GO molecular function terms represent biological activities. A DAG is a hierar chical representation of Ontology terms in a way that depicts the directional relationships between parent child GO term nodes. A DAG differs http://www.selleckchem.com/products/Sorafenib-Tosylate.html from a simple hierarchy graph in that a child may have more than one parent. There are two types of relationships between the terms in parent child child nodes of DAG. A child node that repre sents a more specific instance of a parent node is desig nated as is a whereas part of denote a child term node that is a constituent of the parent node term. The part of is slightly more complicated than the is a relationship. For example, A part of B means that whenever A is present, it is always a part of B, but A does not always have to be present.

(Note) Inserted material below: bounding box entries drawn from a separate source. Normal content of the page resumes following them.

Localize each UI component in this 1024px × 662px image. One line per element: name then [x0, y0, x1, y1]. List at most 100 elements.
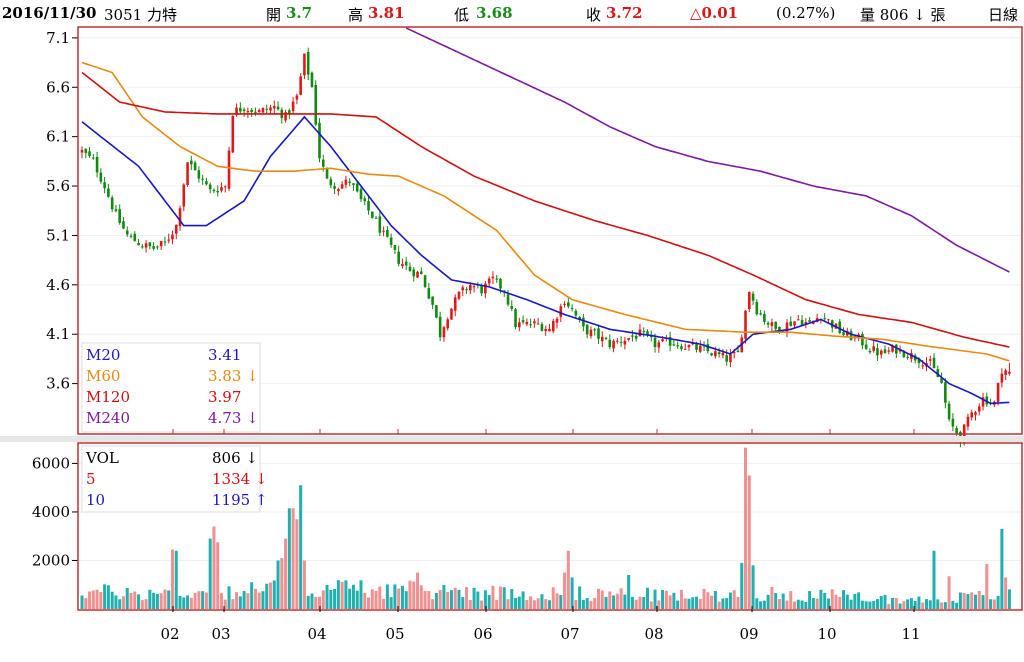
volume-bar	[570, 577, 574, 609]
candle-body	[118, 209, 121, 223]
price-tick-label: 6.6	[46, 78, 70, 96]
volume-bar	[698, 599, 702, 609]
price-tick-label: 7.1	[46, 29, 70, 47]
candle-body	[208, 184, 212, 190]
candle-body	[525, 321, 529, 325]
volume-bar	[732, 590, 736, 609]
candle-body	[732, 351, 736, 354]
candle-body	[442, 327, 446, 338]
month-label: 10	[817, 625, 836, 643]
legend-value-m20: 3.41	[208, 346, 241, 364]
open-value: 3.7	[286, 4, 313, 22]
volume-bar	[578, 586, 582, 609]
candle-body	[604, 337, 608, 340]
candle-body	[589, 329, 593, 337]
volume-bar	[789, 591, 793, 609]
candle-body	[683, 348, 687, 350]
volume-bar	[955, 602, 959, 609]
candle-body	[510, 305, 514, 309]
volume-bar	[329, 590, 333, 609]
candle-body	[631, 335, 634, 337]
volume-bar	[152, 592, 156, 609]
candle-body	[261, 108, 265, 113]
volume-legend-value: 806 ↓	[212, 449, 258, 467]
volume-bar	[1004, 577, 1008, 609]
high-value: 3.81	[368, 4, 405, 22]
low-label: 低	[454, 6, 470, 24]
volume-bar	[826, 598, 830, 609]
legend-value-m120: 3.97	[208, 388, 241, 406]
volume-bar	[204, 592, 208, 609]
candle-body	[110, 197, 114, 210]
stock-name: 3051 力特	[104, 6, 177, 24]
volume-bar	[913, 601, 917, 609]
volume-bar	[197, 591, 201, 609]
volume-bar	[872, 600, 876, 609]
volume-bar	[970, 592, 974, 609]
panel-separator	[0, 436, 1024, 442]
volume-bar	[487, 595, 491, 609]
volume-bar	[973, 594, 977, 609]
volume-bar	[121, 596, 125, 609]
candle-body	[944, 382, 947, 403]
candle-body	[352, 183, 355, 185]
volume-bar	[891, 597, 895, 609]
volume-bar	[189, 597, 193, 609]
candle-body	[559, 306, 563, 317]
candle-body	[299, 76, 302, 95]
volume-bar	[235, 592, 239, 609]
volume-bar	[314, 596, 318, 609]
candle-body	[627, 337, 630, 340]
candle-body	[144, 243, 148, 248]
candle-body	[518, 322, 521, 328]
month-label: 06	[473, 625, 492, 643]
volume-bar	[457, 589, 461, 609]
volume-bar	[465, 587, 469, 609]
candle-body	[472, 286, 476, 288]
volume-bar	[393, 584, 397, 609]
candle-body	[917, 358, 921, 364]
volume-bar	[498, 586, 502, 609]
candle-body	[932, 357, 936, 369]
candle-body	[401, 263, 404, 267]
volume-bar	[340, 581, 344, 609]
candle-body	[92, 157, 95, 159]
volume-bar	[114, 595, 118, 609]
candle-body	[710, 353, 713, 356]
candle-body	[291, 101, 295, 112]
volume-bar	[431, 599, 435, 609]
volume-bar	[295, 519, 299, 609]
volume-bars	[80, 447, 1011, 609]
volume-bar	[898, 603, 902, 609]
candle-body	[103, 182, 106, 189]
volume-legend-name: 10	[86, 491, 105, 509]
candle-body	[257, 110, 261, 112]
candle-body	[178, 208, 182, 227]
volume-bar	[902, 601, 906, 609]
candle-body	[370, 211, 374, 218]
candle-body	[431, 296, 434, 305]
volume-bar	[777, 599, 781, 609]
candle-body	[446, 319, 449, 329]
candle-body	[321, 159, 325, 167]
volume-bar	[853, 593, 857, 609]
candle-body	[574, 310, 578, 316]
volume-bar	[585, 598, 589, 609]
volume-bar	[544, 599, 548, 609]
volume-bar	[517, 596, 521, 609]
candle-body	[340, 184, 344, 189]
volume-legend: VOL 806 ↓ 5 1334 ↓ 10 1195 ↑	[81, 445, 268, 513]
candle-body	[906, 356, 909, 358]
candle-body	[895, 344, 898, 354]
volume-bar	[461, 597, 465, 609]
volume-bar	[348, 588, 352, 609]
candle-body	[141, 246, 144, 248]
month-label: 09	[739, 625, 758, 643]
candle-body	[412, 269, 416, 277]
volume-legend-name: VOL	[85, 449, 119, 467]
volume-bar	[909, 598, 913, 609]
candle-body	[359, 189, 363, 200]
volume-bar	[529, 596, 533, 609]
candle-body	[329, 179, 333, 186]
volume-bar	[178, 595, 182, 609]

Example, nucleus is part of a cell but not all cells have nuclei. Every Gene Ontology annotation must provide Inhibitors,Modulators,Libraries valid Inhibitors,Modulators,Libraries evi dence, known as Evidence Codes, which was used to support it. Evidence codes encompass a broad range of empirical or other support such as electronic annotation or direct assay. Results The HepG2 dataset consists of twelve MudPIT mass spectra. Similarly, the normal human liver dataset has twelve MudPIT mass spectra. All mass spectra, with the exception of two HepG2 chromatograms, show strong chromatograms with reasonable elution pro files, good signal noise ions and reproducibility. As discussed in the Methods Section above, Mapping uses parameters of the Blast Table to search and retrieve Ontologies from various databases. The results are pre sented in a Sequence Table.
The Sequence Tables Inhibitors,Modulators,Libraries for HepG2 and Normal Human Liver proteomes, for the set of analyses using the Blast program BLASTP 2. 2. 13, are shown in Inhibitors,Modulators,Libraries Additional Files 4 and 5, for HepG2 and Normal Human Liver, respectively. Mapping also returns DB Resources of Mapping, shown here in Fig ure 1, for HepG2 and Normal Human Liver, respectively. In the HepG2 proteome. gene Ontologies are found in three databases GR, UniProt and UNIPROT, whereas in the normal human liver proteome, Ontologies are found in eleven databases GeneDB Tbrucei, RGD, TAIR, SGD, UNIPROT, GR, FB, WB, MGI, UniProt and ZFIN. In addition, HepG2 pro teome contains more Ontologies than normal human liver proteome. Figure 2 shows the distribution of the evi dence codes for the HepG2 and Inhibitors,Modulators,Libraries normal human liver proteomes. The distributions are clearly characterized by diversity in EC, and dominated by trace able author statement, inferred from electronic annotation, and inferred from direct assay. these being the topmost ranks promotion in the hierarchy of evidence codes.